I received the mobi digital version of the book. I know there is a way to use Amazon Kindle to read it but for some reason, I was having trouble with that. So, I went online and found a site that was able to convert it to a pdf that I could download and read on my laptop. I also put it on my one drive so I could read it on my phone too if I wanted to do so.
I was originally going to use this as a read aloud with one or all of my kids, but our schedule has been kind of crazy lately, plus we’ve had a few illnesses so I just read it on my own.
There is a free Teacher’s guide that you can download from the publisher’s website, though, if you want to read this with your children as a more educational piece of work. The guide is 12 pages, but the first half of it is an interview with the author if you want to get to know her a little more. Her interview includes answering questions about the main character which are kind of fun to read.
The “meat” of the teacher’s guide begins on page 6 where she first gives you some suggestions on “Researching the Setting”. Next, it gives you activities/questions directly related to The Heart Changer. There are also some Syrian recipes. I haven’t tried them yet, but I love cooking new things so I would like to try them out. I think that is a fun addition to the teacher’s guide.
The Heart Changer
This book is a historical Biblical fiction novel geared towards students in middle school and up. It is definitely good for adults too, though.
In the book, we follow a young refugee, Miriam, as she goes through a rollercoaster of emotions in the midst of being a captive in Syria. We feel her pain and anguish from the first page of the book when she is hiding from the soldiers and subsequently found and taken from her village and her family.
The story is told from Miriam’s perspective.

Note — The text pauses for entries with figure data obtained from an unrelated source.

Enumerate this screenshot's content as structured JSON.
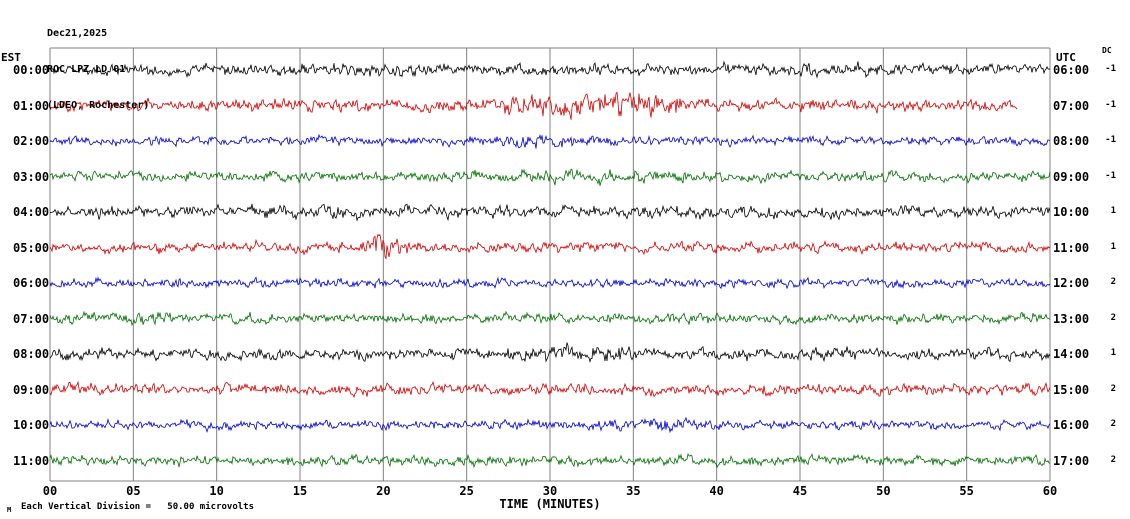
{
  "header": {
    "date": "Dec21,2025",
    "station": "ROC LPZ LD 01",
    "location": "(LDEO, Rochester)"
  },
  "axes": {
    "left_label": "EST",
    "right_label": "UTC",
    "dc_label": "DC",
    "x_title": "TIME (MINUTES)",
    "scale_note_prefix": "M",
    "scale_note": "Each Vertical Division =   50.00 microvolts"
  },
  "colors": {
    "black": "#000000",
    "red": "#d40000",
    "blue": "#0000d4",
    "green": "#007000",
    "grid": "#808080"
  },
  "chart_data": {
    "type": "line",
    "title": "ROC LPZ LD 01 helicorder record, Dec21,2025 (LDEO, Rochester)",
    "xlabel": "TIME (MINUTES)",
    "x_range_minutes": [
      0,
      60
    ],
    "x_ticks": [
      "00",
      "05",
      "10",
      "15",
      "20",
      "25",
      "30",
      "35",
      "40",
      "45",
      "50",
      "55",
      "60"
    ],
    "grid": true,
    "vertical_division_microvolts": 50.0,
    "rows": [
      {
        "est": "00:00",
        "utc": "06:00",
        "dc": "-1",
        "color": "black",
        "amp": 3.2,
        "events": [
          {
            "min": 20,
            "width": 8,
            "amp": 0.25
          },
          {
            "min": 45,
            "width": 10,
            "amp": 0.3
          }
        ]
      },
      {
        "est": "01:00",
        "utc": "07:00",
        "dc": "-1",
        "color": "red",
        "amp": 3.8,
        "end_min": 58,
        "events": [
          {
            "min": 31,
            "width": 6,
            "amp": 0.9
          },
          {
            "min": 36,
            "width": 3,
            "amp": 0.6
          }
        ]
      },
      {
        "est": "02:00",
        "utc": "08:00",
        "dc": "-1",
        "color": "blue",
        "amp": 2.8,
        "events": [
          {
            "min": 30,
            "width": 4,
            "amp": 0.4
          }
        ]
      },
      {
        "est": "03:00",
        "utc": "09:00",
        "dc": "-1",
        "color": "green",
        "amp": 3.2,
        "events": [
          {
            "min": 33,
            "width": 5,
            "amp": 0.35
          }
        ]
      },
      {
        "est": "04:00",
        "utc": "10:00",
        "dc": "1",
        "color": "black",
        "amp": 3.6,
        "events": [
          {
            "min": 18,
            "width": 6,
            "amp": 0.25
          }
        ]
      },
      {
        "est": "05:00",
        "utc": "11:00",
        "dc": "1",
        "color": "red",
        "amp": 3.2,
        "events": [
          {
            "min": 19.6,
            "width": 0.5,
            "amp": 2.2
          },
          {
            "min": 20.6,
            "width": 1.4,
            "amp": 0.7
          }
        ]
      },
      {
        "est": "06:00",
        "utc": "12:00",
        "dc": "2",
        "color": "blue",
        "amp": 2.8,
        "events": []
      },
      {
        "est": "07:00",
        "utc": "13:00",
        "dc": "2",
        "color": "green",
        "amp": 3.2,
        "events": [
          {
            "min": 4,
            "width": 3,
            "amp": 0.3
          }
        ]
      },
      {
        "est": "08:00",
        "utc": "14:00",
        "dc": "1",
        "color": "black",
        "amp": 3.6,
        "events": [
          {
            "min": 32,
            "width": 4,
            "amp": 0.5
          }
        ]
      },
      {
        "est": "09:00",
        "utc": "15:00",
        "dc": "2",
        "color": "red",
        "amp": 3.6,
        "events": []
      },
      {
        "est": "10:00",
        "utc": "16:00",
        "dc": "2",
        "color": "blue",
        "amp": 2.8,
        "events": [
          {
            "min": 37,
            "width": 3,
            "amp": 0.6
          }
        ]
      },
      {
        "est": "11:00",
        "utc": "17:00",
        "dc": "2",
        "color": "green",
        "amp": 3.2,
        "events": []
      }
    ]
  }
}
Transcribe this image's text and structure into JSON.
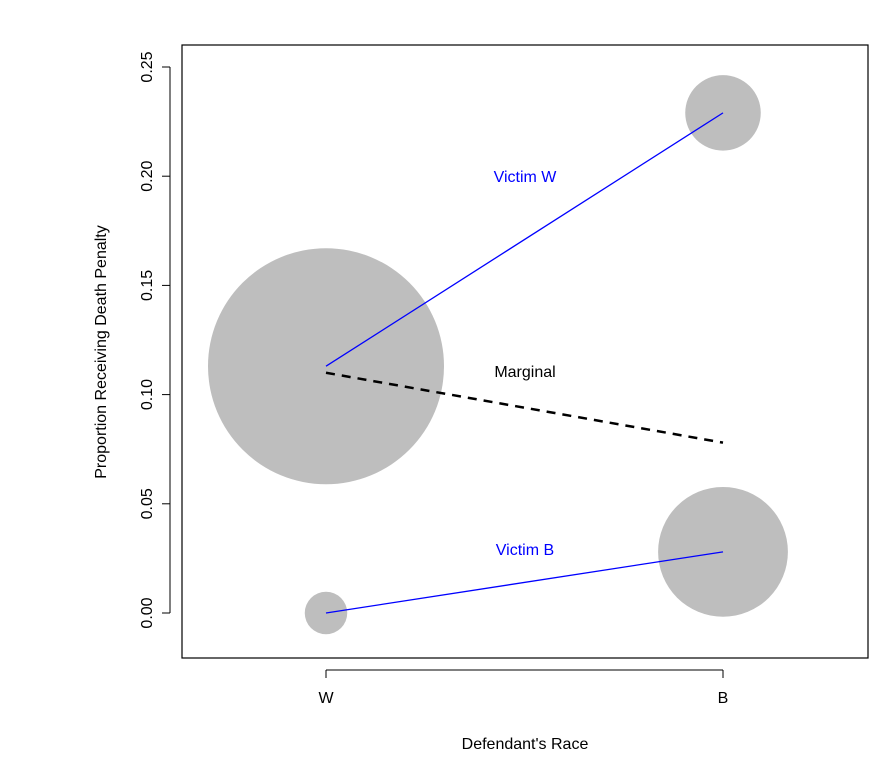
{
  "chart_data": {
    "type": "scatter",
    "xlabel": "Defendant's Race",
    "ylabel": "Proportion Receiving Death Penalty",
    "categories": [
      "W",
      "B"
    ],
    "ylim": [
      -0.02,
      0.25
    ],
    "yticks": [
      0.0,
      0.05,
      0.1,
      0.15,
      0.2,
      0.25
    ],
    "ytick_labels": [
      "0.00",
      "0.05",
      "0.10",
      "0.15",
      "0.20",
      "0.25"
    ],
    "grid": false,
    "colors": {
      "victim": "#0000ff",
      "marginal": "#000000",
      "bubble": "#bebebe"
    },
    "series": [
      {
        "name": "Victim W",
        "values": [
          0.113,
          0.229
        ],
        "line": "solid",
        "color": "#0000ff"
      },
      {
        "name": "Marginal",
        "values": [
          0.11,
          0.078
        ],
        "line": "dashed",
        "color": "#000000"
      },
      {
        "name": "Victim B",
        "values": [
          0.0,
          0.028
        ],
        "line": "solid",
        "color": "#0000ff"
      }
    ],
    "bubbles": [
      {
        "category": "W",
        "value": 0.113,
        "relative_size": 1.0
      },
      {
        "category": "B",
        "value": 0.229,
        "relative_size": 0.32
      },
      {
        "category": "W",
        "value": 0.0,
        "relative_size": 0.18
      },
      {
        "category": "B",
        "value": 0.028,
        "relative_size": 0.55
      }
    ]
  }
}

She is a 12-year-old girl and is wondering if God has forgotten about her or maybe he is punishing her for something. Otherwise, why would He allow her to go through such a terrible experience?
Just like in our own lives Miriam learns that sometimes our hardships help prepare us for big things. Important things. Things that matter! We can’t see it at the time, but it is a great lesson to be reminded of often.
While held captive, Miriam has to serve the wife of Naaman, the commander of the army of the king of Aram (the Syrian army).
When reading the story, you really get a good feel for Miriam’s emotions and what she is seeing. The author uses wonderfully descriptive words and really does well at putting you IN the story.
I enjoyed the book. Once school starts up again after the summer break, I will read it again as a read aloud with my youngest. We will also go through the questions in the teacher’s guide.
It’s definitely worth the read. Depending on how much you have talked to your children about kidnapping, refugees, being held captive, ect., you may want to read it with them so that you have the opportunity to talk with them about those topics as they come up.